Somebody Somewhere was created by Hannah Bos and Paul Thureen and produced by Jay and Mark Duplass. The Duplass brothers’ previous HBO series, the terrific but short-lived Togetherness, also dealt with middle-aged disappointment, and shares a knock-around, lo-fi charm with its successor. (And, for that matter, with many of the best episodes of High Maintenance, where Bos and Thureen previously wrote.) Very little happens over the course of the seven-episode season, but this is the point.

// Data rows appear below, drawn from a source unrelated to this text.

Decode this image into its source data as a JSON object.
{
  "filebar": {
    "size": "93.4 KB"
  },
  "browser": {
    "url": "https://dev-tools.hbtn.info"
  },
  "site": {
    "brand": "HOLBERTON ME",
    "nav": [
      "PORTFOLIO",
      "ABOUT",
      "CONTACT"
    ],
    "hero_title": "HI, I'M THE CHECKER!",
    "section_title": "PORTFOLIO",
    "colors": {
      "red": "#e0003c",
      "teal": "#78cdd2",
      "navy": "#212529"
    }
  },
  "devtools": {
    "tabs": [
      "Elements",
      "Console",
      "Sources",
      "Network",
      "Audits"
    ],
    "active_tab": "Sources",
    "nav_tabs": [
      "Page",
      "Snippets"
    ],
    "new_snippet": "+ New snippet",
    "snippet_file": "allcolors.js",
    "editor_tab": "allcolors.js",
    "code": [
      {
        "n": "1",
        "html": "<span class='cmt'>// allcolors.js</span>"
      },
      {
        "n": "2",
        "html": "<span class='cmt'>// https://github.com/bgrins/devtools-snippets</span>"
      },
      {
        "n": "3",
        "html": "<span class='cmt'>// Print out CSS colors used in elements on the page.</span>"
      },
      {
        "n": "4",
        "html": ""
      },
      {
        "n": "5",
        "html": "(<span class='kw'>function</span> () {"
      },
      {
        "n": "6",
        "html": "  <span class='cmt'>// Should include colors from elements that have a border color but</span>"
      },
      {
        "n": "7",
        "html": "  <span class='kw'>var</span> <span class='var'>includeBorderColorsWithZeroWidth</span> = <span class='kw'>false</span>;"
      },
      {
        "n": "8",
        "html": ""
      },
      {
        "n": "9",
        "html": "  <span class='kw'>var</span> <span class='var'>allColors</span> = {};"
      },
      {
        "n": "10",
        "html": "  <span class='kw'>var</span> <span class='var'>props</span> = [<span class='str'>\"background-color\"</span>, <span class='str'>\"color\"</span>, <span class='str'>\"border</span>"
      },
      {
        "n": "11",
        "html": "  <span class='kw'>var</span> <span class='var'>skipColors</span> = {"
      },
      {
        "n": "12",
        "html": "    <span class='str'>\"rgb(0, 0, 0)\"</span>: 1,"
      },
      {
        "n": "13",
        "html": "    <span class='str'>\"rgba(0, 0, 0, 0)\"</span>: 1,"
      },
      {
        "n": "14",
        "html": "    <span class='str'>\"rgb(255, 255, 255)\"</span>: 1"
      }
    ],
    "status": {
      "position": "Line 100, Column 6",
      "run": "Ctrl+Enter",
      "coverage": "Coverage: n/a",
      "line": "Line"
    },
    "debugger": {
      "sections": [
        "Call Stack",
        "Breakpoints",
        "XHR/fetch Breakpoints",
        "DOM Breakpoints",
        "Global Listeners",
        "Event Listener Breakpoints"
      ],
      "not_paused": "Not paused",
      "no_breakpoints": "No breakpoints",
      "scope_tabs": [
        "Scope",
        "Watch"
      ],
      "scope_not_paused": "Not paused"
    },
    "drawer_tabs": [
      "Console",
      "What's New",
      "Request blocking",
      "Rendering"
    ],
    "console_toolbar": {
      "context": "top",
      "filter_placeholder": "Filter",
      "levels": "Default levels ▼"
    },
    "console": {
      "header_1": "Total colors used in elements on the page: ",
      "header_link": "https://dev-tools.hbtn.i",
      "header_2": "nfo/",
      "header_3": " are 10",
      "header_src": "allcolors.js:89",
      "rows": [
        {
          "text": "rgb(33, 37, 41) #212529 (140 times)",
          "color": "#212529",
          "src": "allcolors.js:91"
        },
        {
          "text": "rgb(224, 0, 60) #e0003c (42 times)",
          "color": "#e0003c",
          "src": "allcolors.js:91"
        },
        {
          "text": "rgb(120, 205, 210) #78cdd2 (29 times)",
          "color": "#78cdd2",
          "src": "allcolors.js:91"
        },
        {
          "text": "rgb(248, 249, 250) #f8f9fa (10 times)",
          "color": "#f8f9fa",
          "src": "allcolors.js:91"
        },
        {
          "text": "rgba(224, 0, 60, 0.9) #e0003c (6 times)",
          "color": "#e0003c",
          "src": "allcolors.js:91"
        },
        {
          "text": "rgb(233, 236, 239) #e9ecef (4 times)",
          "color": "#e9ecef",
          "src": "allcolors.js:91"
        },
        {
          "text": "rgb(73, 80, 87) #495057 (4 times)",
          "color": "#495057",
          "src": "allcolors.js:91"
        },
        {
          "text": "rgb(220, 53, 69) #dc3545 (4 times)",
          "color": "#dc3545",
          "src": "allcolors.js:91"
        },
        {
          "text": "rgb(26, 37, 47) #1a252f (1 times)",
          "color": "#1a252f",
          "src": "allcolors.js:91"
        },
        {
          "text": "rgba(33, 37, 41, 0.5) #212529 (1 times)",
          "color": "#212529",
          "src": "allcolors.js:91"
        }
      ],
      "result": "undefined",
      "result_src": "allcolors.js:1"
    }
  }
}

We see Sam struggle to find common ground with Tricia (Mary Catherine Garrison), and wage half-baked stakeouts of Tricia’s potentially adulterous husband Rick (Danny McCarthy). She hits it off with Joel, but perhaps at the expense of his relationship with his partner Michael (Jon Hudson Odom), and she resents the academic standardized test company where they both work. Even Sam and Tricia’s attempt to get their father Ed (Mike Hagerty) to recognize that their alcoholic mother Mary Jo (Jane Brody) needs to go to rehab again is presented in muted fashion — the siblings know this likely won’t accomplish anything, but they want to try something. It makes the show an amusing stylistic counterpoint to the overcaffeinated, beautiful, teen-focused Euphoria, which is one of this series’ Sunday night lead-ins. But the smallness of the stories helps capture the aimlessness Sam feels — noting that she and Joel are already in their forties, she suggests of their dreams, “It’s not going to happen, and it’s definitely not going to happen here” — while making the little victories and minor defeats ring out much more loudly than if Sam’s life were a nonstop thrill ride.
Everett’s a comedian who appeared regularly on Inside Amy Schumer, where she got to close each season by belting out raunchy cabaret songs with titles like “Put Your Dick Away.” The singing continues here — the first episode climaxes with Sam and Joel’s touching duet of Peter Gabriel and Kate Bush’s “Don’t Give Up” at an underground cabaret he hosts for the local queer community — but Jeff Hiller and his unnervingly varied range of smiles do most of the comic heavy lifting(*) in what’s otherwise a dryly amusing series. (Comedian Murray Hill also scores some laughs in a recurring role as Fred Rococo, who by night is the cabaret’s emcee, and by day teaches at the local agricultural college.) Everett, by contrast, plays things seriously — and well. She’s an intensely watchable presence while we see Sam trudge through this broken, seemingly inconsequential existence she has no clue how to fix.
(*) Hiller is also wonderful in the dramatic parts of the show, finding nuance and deep reserves of sadness and hope in a character who could so easily be a caricature. This isn’t his show, but at times it feels like it could be.
Somebody Somewhere is a modest TV series, and one likely to find a modest audience. But that audience will come away feeling like they very much understand these characters, and this place, because the details and performances are so well drawn. Sam may be down on herself, but the show about her turns out to be good at a lot of things.
Somebody Somewhere premieres Jan. 16 on HBO, with episodes releasing weekly. I’ve seen all seven episodes.